Saturday, June 30, 2012

First Contact at Field Projects

Jacob Rhodes curated this fantastic group show at his new space, Field Projects! His space is on 26th street and on the same floor as Greene Naftali. This marvelous little painting was painted by Amanda Lechner.

There's a lot of current interest surrounding science-fiction in art. When space exploration became a reality in the summer of 69, artists such as Lee Bontecou were so caught up in the excitement of what was happening that they responded by creating entire bodies of work about space. It's curious to see how strong of a connection the current generation of artists feels towards science-fiction. There's so much nostalgia surrounding the sci-fi movies we grew up on, the gleaming space shuttles we visited as children, and the hideous freeze-dried astronaut food we devoured every chance we got, that it's unsurprising that science-fiction has become such an integral part of our collective memories. When I think of the famous French silent science-fiction film from 1902Trip to the Moon, it seems that there has always been and there always be a tendency for people to romanticize and mythologize space.

Hein Koh!!! Love Hein's sculpture and how it's installed, it has this bizarre surrealism that reminds me of Roberto Matta. I especially love the bottom piece with its sexy sleekness!

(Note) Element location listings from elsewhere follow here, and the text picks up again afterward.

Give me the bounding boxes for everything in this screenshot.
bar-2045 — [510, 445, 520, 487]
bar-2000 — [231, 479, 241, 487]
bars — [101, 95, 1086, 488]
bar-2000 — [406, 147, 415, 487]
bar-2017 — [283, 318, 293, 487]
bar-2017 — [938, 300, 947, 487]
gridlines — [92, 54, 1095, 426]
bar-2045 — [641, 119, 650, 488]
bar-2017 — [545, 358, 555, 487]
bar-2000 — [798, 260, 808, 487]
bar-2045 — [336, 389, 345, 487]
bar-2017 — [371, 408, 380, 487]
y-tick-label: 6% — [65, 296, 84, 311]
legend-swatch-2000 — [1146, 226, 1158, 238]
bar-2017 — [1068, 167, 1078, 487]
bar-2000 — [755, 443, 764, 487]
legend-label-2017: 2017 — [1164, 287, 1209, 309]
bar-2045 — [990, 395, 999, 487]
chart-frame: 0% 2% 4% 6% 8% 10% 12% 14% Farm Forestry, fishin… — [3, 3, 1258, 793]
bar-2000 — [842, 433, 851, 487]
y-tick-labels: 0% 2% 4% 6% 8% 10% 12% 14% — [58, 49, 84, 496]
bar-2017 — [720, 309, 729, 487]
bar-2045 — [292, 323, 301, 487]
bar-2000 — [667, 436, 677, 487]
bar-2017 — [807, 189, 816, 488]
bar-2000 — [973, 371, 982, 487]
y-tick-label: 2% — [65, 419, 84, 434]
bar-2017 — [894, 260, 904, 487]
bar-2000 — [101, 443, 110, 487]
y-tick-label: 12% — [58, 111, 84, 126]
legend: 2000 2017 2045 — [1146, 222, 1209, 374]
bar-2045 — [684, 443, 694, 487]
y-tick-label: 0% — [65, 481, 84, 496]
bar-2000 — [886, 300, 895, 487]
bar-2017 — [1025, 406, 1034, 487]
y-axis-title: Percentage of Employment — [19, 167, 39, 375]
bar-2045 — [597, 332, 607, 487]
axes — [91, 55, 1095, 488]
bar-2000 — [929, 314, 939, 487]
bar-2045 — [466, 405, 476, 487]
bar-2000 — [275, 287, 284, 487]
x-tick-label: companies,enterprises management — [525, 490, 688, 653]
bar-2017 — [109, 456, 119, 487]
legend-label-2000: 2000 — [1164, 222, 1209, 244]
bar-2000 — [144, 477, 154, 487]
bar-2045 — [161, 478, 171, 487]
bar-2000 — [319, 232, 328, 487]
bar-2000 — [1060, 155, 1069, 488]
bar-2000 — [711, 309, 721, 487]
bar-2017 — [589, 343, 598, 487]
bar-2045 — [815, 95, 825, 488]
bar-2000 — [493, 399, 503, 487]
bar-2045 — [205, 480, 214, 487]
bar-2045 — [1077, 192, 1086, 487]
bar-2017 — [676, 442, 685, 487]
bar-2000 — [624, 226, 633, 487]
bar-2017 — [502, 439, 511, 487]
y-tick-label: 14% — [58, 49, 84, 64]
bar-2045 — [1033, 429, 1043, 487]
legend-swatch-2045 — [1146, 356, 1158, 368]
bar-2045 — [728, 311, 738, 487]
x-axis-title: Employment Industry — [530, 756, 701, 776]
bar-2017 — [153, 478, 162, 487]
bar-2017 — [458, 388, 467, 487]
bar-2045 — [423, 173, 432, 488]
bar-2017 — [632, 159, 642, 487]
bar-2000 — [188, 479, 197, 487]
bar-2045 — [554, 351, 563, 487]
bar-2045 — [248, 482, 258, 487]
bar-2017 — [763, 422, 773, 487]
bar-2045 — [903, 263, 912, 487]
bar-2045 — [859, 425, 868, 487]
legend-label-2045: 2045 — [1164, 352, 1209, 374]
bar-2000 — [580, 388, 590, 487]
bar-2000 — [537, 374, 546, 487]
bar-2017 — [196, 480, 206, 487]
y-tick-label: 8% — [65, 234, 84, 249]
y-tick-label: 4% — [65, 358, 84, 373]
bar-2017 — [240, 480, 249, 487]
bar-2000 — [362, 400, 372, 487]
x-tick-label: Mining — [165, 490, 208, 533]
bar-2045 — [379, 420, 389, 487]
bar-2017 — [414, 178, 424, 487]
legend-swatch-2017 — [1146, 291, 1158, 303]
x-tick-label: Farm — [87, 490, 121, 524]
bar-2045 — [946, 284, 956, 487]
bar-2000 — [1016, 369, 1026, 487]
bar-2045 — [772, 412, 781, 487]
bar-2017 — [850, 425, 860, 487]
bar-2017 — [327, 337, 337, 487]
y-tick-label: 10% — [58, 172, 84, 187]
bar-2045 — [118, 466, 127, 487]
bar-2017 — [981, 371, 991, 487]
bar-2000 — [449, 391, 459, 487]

Micah Ganske. This sculpture was a 3-d print out. The theme of urban decay and dystopia is a common subject of science-fiction. Robert Smithson wrote extensively about science-fiction, it was the subject for much of his work. I tried to find the essay in which he compares the science-fiction genre to the horror genre, but I couldn't find it. Instead I found this gem, a Nabokov quote, "The future is but the obsolete in reverse." 

According to Smithson,  science-fiction takes on a cerebral, intellectualized stance whereas horror comes from a more visceral and irrational place. 

Man is the measure of all things, right? This was one of my favorite sculptures in the show. I love the comi-tragic contrast between the banal, frail reality of the man on his way out in relation to the sublime and infinite magnificence of the universe. I remember reading this comical Nancy Angier essay in which she was writing about the frustration astrophysicists feel when the average person on the street questions the purpose of measuring the millionth fraction of a second. We as humans definitely have a tendency to measure everything in relation to our own selves.

This sculpture also reminded me of Jake and Dinos Chapman's Ubermensch, which would also fit right in in Jacob's show. It's their sculpture of Stephen Hawking riding off a cliff with his laptop. The Dinos brothers are often hated for destroying our illusions.